Bénin : une frappe militaire décisive à Kouandé contre les groupes armés

Au cœur de l’été, les Forces armées béninoises ont mené une action d’envergure dans la région de Kouandé, marquant un tournant dans la lutte contre les groupes armés terroristes. Cette intervention, d’une précision chirurgicale, a permis d’éliminer six individus armés et de saisir un arsenal conséquent, démontrant la détermination sans faille de Cotonou à préserver l’intégrité de son territoire face à la montée des menaces djihadistes.
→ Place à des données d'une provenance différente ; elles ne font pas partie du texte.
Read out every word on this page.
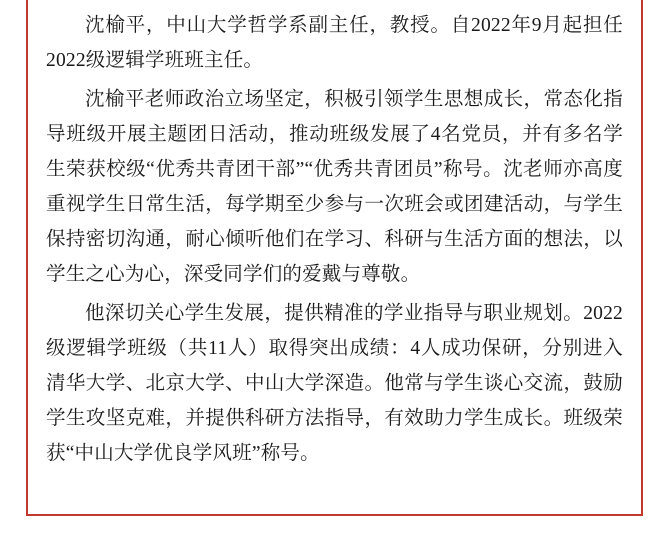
沈榆平，中山大学哲学系副主任，教授。自2022年9月起担任2022级逻辑学班班主任。

沈榆平老师政治立场坚定，积极引领学生思想成长，常态化指导班级开展主题团日活动，推动班级发展了4名党员，并有多名学生荣获校级“优秀共青团干部”“优秀共青团员”称号。沈老师亦高度重视学生日常生活，每学期至少参与一次班会或团建活动，与学生保持密切沟通，耐心倾听他们在学习、科研与生活方面的想法，以学生之心为心，深受同学们的爱戴与尊敬。

他深切关心学生发展，提供精准的学业指导与职业规划。2022级逻辑学班级（共11人）取得突出成绩：4人成功保研，分别进入清华大学、北京大学、中山大学深造。他常与学生谈心交流，鼓励学生攻坚克难，并提供科研方法指导，有效助力学生成长。班级荣获“中山大学优良学风班”称号。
Une traque de 30 kilomètres : l’opération décortiquée

L’opération a débuté par une phase de reconnaissance minutieuse, déclenchée par des informations sur des mouvements suspects dans la zone. Une colonne ennemie, composée d’une dizaine de membres lourdement armés, a été repérée alors qu’elle tentait de progresser vers Kouandé à moto, empruntant des pistes accidentées et une végétation dense.

Les commandos béninois, experts en guerre asymétrique, ont anticipé la manœuvre ennemie en se positionnant en embuscade. Dès que le convoi a pénétré la zone d’interception, l’affrontement a été immédiat et intense. Les échanges de tirs, d’une violence rare, ont duré plusieurs minutes avant que les terroristes ne subissent des pertes irrécupérables. Aucun soldat béninois n’a été blessé lors de cette confrontation, saluée pour son efficacité redoutable.

Un coup dur pour les réseaux logistiques terroristes

Au-delà de l’impact humain, cette opération a permis de porter un coup sévère aux capacités opérationnelles des groupes armés. Les soldats ont récupéré un matériel de guerre impressionnant, essentiel pour démanteler les filières d’approvisionnement de l’ennemi :

  • Armements : Plusieurs fusils d’assaut de type AK-47, accompagnés de chargeurs pleins, illustrant la puissance de feu des assaillants.
  • Équipements de communication : Des postes radio professionnels et des téléphones portables, outils clés pour casser les réseaux de soutien locaux et anticiper les futures attaques.
  • Moyens de mobilité : Plusieurs motos, utilisées par les terroristes pour des raids rapides et des déplacements furtifs.

La saisie de ces équipements est un atout majeur pour les services de renseignement, qui pourront désormais décrypter les communications et identifier les complices sur le territoire béninois.

Une souveraineté nationale non négociable

Cette victoire militaire envoie un signal clair : le Bénin ne tolérera aucune atteinte à sa souveraineté. Malgré les prédictions pessimistes sur la résilience des pays côtiers face à la poussée djihadiste, les autorités de Cotonou affichent une fermeté inébranlable. La stratégie béninoise repose sur une approche offensive : traquer et neutraliser les menaces avant qu’elles ne frappent les populations civiles.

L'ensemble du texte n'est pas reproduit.